Friday, May 15, 2009

A Czar - And A War - By Any Other Name


The Huffington Post led today's brief with a piece by Arianna herself, one that urged the Obama Administration to end America's futile, decades-long War On Drugs and replace it with a system that provided treatment for, rather than criminalization of, non-violent drug users. Huffington noted that it was - cough - high time to halt the epidemic of incarceration (which disproportionately affects visible minorities) and other collateral damage resulting from the government's law-and-order approach.

Huffington praised the Obama camp for some of the promising statements it's made in this direction, including an announcement that medical marijuana grow houses would no longer be raided and new drug czar Gil Kerlikowske's proposal to stop using the term "war." She also called the Administration out for its hypocrisy, pointing out that a medical pot dispensary in California had been raided just days after Obama's anti-raid statement and that the Obama budget leaned even more in favour of enforcement - as opposed to prevention - than its predecessors.
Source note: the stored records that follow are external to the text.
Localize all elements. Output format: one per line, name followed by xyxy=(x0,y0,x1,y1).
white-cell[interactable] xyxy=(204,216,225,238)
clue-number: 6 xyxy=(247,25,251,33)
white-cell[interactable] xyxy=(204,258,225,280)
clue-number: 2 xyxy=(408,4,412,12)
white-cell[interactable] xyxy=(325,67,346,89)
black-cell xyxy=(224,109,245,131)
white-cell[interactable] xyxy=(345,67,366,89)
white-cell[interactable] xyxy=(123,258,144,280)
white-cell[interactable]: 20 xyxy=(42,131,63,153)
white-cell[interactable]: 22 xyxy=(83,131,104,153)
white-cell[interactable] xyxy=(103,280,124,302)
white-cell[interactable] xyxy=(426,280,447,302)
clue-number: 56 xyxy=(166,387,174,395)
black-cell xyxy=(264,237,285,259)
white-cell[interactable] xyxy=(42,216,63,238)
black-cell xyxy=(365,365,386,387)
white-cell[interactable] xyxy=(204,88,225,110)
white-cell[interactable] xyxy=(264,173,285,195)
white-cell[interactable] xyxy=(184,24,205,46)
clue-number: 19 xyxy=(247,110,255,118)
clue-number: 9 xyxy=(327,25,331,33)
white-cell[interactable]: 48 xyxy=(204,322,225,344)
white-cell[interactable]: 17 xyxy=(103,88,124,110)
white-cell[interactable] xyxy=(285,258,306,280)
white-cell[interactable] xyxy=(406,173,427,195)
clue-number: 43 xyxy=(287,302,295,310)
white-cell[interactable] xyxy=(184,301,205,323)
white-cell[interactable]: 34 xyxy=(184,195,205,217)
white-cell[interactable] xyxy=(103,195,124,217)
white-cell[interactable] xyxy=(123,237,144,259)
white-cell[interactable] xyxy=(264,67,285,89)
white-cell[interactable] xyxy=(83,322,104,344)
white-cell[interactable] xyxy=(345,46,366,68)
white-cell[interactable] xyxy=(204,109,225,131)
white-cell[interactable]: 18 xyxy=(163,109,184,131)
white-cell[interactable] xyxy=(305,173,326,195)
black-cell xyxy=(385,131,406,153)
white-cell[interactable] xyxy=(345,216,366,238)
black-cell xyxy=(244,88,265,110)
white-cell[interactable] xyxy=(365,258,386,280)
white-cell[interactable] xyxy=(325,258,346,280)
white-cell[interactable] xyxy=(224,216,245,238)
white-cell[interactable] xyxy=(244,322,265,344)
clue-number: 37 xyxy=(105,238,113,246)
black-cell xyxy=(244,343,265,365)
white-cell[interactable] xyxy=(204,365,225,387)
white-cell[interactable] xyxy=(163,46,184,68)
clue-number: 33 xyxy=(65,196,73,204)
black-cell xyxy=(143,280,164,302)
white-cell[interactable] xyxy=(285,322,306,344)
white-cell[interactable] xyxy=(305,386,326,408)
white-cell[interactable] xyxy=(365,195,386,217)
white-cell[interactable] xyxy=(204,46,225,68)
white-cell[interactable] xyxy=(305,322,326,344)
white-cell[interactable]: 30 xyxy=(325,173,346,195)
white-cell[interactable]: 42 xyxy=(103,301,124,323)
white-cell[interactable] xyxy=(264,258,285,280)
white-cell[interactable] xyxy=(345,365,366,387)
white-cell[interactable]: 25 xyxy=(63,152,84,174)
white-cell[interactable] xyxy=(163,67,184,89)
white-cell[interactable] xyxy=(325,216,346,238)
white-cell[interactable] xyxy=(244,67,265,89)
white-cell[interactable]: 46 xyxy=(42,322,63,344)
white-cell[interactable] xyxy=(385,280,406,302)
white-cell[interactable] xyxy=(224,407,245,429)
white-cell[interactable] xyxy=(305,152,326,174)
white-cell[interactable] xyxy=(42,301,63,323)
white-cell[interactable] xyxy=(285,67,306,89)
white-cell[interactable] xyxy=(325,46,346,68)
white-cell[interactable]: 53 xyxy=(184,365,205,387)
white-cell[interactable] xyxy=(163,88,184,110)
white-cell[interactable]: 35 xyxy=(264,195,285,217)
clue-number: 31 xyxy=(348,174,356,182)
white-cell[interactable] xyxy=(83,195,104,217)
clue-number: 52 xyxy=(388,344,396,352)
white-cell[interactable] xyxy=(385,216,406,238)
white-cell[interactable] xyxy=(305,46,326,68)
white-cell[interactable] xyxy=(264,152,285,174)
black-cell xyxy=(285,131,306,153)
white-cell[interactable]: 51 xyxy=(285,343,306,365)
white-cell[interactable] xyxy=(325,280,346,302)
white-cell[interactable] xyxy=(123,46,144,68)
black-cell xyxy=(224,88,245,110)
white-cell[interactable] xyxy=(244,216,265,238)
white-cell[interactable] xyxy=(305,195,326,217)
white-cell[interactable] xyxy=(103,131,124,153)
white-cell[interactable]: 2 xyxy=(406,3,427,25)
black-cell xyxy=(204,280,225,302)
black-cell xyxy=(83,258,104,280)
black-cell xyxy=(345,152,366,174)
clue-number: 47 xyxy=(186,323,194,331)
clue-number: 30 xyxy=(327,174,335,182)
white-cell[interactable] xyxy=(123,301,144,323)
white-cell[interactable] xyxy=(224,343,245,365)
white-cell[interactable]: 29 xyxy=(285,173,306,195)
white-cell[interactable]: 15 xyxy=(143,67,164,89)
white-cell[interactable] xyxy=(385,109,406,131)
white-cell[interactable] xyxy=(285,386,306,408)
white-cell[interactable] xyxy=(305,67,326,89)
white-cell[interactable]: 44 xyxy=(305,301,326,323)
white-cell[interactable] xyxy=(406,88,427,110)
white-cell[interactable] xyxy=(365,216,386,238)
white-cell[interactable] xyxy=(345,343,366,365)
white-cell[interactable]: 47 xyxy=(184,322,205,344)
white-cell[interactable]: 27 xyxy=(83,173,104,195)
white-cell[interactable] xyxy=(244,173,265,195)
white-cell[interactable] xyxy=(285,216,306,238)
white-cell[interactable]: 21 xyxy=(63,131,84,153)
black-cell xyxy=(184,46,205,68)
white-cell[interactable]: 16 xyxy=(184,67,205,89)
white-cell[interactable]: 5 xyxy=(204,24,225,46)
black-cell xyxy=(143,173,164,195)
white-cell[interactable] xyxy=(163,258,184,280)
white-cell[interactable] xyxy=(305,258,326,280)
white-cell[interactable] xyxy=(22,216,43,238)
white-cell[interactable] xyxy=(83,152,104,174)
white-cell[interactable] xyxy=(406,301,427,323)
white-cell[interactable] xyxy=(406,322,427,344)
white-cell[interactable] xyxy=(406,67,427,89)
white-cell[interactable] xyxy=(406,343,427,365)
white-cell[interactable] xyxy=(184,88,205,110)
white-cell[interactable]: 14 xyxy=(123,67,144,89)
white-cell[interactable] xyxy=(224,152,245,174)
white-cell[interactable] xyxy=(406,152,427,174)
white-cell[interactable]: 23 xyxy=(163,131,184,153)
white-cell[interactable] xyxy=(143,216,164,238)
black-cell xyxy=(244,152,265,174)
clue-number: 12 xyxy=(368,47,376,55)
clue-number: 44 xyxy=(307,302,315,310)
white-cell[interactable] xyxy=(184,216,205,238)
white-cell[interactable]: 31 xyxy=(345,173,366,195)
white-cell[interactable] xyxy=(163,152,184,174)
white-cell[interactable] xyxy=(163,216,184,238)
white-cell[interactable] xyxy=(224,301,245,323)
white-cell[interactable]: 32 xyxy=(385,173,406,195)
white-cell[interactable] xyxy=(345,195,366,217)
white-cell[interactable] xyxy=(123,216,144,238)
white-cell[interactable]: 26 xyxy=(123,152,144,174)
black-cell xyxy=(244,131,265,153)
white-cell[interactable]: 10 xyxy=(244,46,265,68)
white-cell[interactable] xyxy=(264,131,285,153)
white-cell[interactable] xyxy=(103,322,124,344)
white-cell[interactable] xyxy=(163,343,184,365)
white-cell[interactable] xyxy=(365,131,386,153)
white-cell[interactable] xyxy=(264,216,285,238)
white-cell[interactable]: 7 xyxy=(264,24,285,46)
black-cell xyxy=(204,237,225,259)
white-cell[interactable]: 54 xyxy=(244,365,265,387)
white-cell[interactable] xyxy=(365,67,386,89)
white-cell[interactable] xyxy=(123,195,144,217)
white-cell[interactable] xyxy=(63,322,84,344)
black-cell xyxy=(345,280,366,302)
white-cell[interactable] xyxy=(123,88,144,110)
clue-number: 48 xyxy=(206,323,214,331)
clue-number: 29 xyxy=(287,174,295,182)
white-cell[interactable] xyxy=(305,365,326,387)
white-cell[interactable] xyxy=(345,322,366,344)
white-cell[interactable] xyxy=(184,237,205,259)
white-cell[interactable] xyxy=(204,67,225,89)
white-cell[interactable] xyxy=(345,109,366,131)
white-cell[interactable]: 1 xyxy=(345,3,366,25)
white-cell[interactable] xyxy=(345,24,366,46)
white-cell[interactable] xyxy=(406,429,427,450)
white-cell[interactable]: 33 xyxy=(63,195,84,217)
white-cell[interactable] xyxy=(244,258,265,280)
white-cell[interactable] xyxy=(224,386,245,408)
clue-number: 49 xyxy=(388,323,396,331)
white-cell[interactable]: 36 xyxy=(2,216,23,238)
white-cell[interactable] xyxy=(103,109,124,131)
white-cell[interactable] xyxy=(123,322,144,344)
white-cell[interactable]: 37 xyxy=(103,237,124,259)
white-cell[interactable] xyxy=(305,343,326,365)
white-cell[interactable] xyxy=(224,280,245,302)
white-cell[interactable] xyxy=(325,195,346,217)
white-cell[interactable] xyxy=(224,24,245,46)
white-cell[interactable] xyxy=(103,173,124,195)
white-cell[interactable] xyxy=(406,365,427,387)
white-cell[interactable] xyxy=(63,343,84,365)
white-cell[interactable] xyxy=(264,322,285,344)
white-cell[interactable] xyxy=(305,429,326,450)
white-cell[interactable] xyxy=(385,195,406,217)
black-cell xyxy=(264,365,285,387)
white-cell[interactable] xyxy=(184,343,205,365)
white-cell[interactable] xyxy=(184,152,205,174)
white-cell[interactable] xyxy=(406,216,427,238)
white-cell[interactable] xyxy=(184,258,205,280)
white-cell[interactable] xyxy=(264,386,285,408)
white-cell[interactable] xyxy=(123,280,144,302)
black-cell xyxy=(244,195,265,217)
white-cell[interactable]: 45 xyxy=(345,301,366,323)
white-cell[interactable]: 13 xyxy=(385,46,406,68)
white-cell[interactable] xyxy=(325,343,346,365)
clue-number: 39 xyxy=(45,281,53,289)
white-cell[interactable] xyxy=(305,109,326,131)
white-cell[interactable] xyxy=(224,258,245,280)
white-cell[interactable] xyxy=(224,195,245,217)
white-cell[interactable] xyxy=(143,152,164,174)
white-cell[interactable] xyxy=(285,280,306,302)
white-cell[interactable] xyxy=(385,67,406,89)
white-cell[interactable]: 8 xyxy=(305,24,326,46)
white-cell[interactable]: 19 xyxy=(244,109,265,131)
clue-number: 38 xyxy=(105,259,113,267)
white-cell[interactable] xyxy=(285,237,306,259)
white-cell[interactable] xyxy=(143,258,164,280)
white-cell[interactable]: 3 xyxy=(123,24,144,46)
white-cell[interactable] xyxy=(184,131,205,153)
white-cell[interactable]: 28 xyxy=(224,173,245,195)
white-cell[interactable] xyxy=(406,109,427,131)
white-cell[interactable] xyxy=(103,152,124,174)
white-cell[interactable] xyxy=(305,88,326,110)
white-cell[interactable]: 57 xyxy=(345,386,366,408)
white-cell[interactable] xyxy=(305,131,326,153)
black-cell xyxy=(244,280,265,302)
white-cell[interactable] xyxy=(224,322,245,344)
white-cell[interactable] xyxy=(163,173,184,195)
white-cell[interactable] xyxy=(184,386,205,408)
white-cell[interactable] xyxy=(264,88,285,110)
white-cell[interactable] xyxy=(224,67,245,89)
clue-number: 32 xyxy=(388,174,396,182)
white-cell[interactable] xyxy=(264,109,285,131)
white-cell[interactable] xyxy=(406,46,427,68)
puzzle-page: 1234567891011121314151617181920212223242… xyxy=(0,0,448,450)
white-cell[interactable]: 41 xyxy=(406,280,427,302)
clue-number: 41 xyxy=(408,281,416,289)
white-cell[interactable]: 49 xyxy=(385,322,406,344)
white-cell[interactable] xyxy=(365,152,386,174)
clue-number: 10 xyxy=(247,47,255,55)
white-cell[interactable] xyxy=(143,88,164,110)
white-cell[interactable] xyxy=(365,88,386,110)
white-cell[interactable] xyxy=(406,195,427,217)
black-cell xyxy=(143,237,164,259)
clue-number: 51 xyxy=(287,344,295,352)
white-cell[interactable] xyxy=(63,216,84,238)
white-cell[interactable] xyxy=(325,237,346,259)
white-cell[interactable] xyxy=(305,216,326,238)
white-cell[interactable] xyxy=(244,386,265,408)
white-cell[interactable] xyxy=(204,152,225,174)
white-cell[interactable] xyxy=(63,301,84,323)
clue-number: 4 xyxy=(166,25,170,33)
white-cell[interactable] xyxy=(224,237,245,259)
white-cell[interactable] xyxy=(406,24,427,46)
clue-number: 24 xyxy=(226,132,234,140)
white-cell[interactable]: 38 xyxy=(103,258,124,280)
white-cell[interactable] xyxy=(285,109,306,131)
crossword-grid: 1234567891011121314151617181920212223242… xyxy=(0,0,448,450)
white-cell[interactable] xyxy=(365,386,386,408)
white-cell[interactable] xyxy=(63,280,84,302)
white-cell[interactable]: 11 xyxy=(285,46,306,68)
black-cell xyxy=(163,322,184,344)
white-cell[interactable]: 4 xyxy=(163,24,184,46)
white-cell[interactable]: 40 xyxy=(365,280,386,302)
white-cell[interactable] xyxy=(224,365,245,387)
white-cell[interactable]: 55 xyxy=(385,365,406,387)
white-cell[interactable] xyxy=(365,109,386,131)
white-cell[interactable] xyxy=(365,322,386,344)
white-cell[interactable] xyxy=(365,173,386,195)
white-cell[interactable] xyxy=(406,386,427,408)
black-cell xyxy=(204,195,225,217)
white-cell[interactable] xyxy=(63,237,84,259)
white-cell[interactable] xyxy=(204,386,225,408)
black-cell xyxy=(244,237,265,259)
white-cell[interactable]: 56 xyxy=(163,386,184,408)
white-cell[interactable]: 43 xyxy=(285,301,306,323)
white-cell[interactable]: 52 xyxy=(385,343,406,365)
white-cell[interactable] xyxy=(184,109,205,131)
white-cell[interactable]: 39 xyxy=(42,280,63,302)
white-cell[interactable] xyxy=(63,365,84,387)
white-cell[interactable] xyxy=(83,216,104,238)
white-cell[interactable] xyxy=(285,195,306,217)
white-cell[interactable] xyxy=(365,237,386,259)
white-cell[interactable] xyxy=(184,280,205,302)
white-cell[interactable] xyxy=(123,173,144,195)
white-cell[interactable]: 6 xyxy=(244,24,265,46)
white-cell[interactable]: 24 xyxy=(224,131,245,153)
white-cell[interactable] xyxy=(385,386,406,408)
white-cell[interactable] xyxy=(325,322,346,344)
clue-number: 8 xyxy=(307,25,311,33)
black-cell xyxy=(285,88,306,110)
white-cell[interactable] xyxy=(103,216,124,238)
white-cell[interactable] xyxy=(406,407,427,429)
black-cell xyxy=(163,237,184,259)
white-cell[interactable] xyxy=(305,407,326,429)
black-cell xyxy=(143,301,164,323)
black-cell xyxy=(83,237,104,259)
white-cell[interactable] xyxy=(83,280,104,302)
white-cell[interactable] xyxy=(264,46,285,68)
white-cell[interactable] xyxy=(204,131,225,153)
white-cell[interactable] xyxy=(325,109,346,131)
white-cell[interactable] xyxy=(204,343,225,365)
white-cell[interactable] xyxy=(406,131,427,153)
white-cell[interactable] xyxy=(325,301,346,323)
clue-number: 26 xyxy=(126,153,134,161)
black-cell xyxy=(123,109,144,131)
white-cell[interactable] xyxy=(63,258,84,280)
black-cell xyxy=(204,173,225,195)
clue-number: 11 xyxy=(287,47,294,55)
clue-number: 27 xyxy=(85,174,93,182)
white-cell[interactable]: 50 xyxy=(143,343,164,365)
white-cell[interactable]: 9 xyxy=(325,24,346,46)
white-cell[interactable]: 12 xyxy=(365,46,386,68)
Huffington is right to hold the Democrats' feet to the fire, but it's not surprising that Obama has taken tentative steps forward, then retreated. The main enemy in the establishment of a sensible drug policy in the U.S. has always been the lack of political will - it's simply bad politics to talk too loudly of relaxing drug laws, lest a politician be tarred as soft on crime. And there has never been any shortage of politicians to shriek their moral outrage from the opposite side of the issue. It feels to me like Obama's just testing the waters here - floating a few cautiously radical ideas out there like wet fingers into the wind. If these notions are met with a collective shrug from the American populace, look for him to get more aggressive on this issue. If they're rebuked, he's still got a toehold in the status quo and can retreat there without suffering too much political damage.

In this corner, we're hoping for the shrug.